# AMS extra parts?



## D&RGW 461 (Jun 4, 2009)

Hello all, I have a question about the little hex head bolts and the angle brackets that come in the zip lock bag with every piece of ams rolling stock I buy.Are they important, and why don't they just install them if so?? Thanks, Chris Sortina


----------



## Greg Elmassian (Jan 3, 2008)

Spares... something will eventually loosen and hopefully you will have a spare. 

Regards, Greg


----------



## Don Howard (Jan 2, 2008)

The angle pieces are brackets that screw onto the underside of the trucks to spread the frames and keep them from toeing in and binding on the axles. If they trucks roll fine you don't need the brackets.


----------



## SteveC (Jan 2, 2008)

Chris

I'm not 100% certain but it sounds like you are describing the angle brackets that were included to resolve problems with some (but not all) AMS trucks. Where the sides would bow in and cause a bind on the axles, causing excessive drag pulling the car. The angle brackets when installed would assure that the truck side frames would remain at a right angle (i.e. 90°) to the rest of the frame and thus create no bind. If I'm wrong I'm sure that someone more knowledgeable will be along shortly and correct any error on my part.

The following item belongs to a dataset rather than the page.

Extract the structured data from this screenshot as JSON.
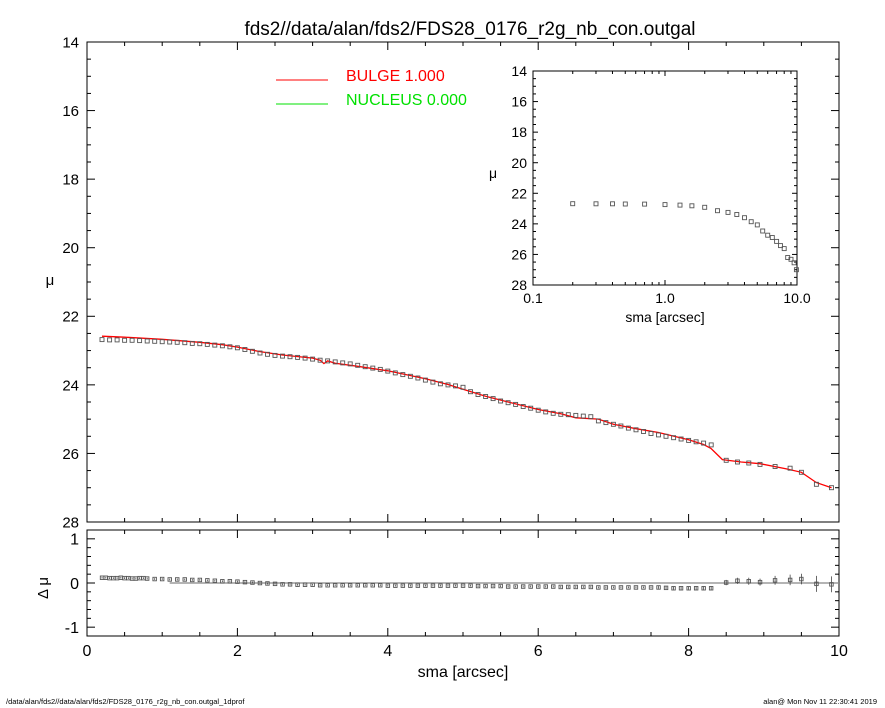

_(Oops, I see that Don has already answered the question, didn't mean to be redundant.)_


----------



## K27_463 (Jan 2, 2008)

You seem to be obtaining old stock. The brackets have come pre installed for years now. 

Jonathan


----------



## D&RGW 461 (Jun 4, 2009)

Thanks guys, Most of my rolling stock has ben purchased years ago.The cars did seem to have excesive drag,so this morning I installed the brackets on 3 pairs of trucks and that made a big difference. Tomorow I will install the brackets on the other cars. No drag = a long drag. Thanks again guys, Chris Sortina


----------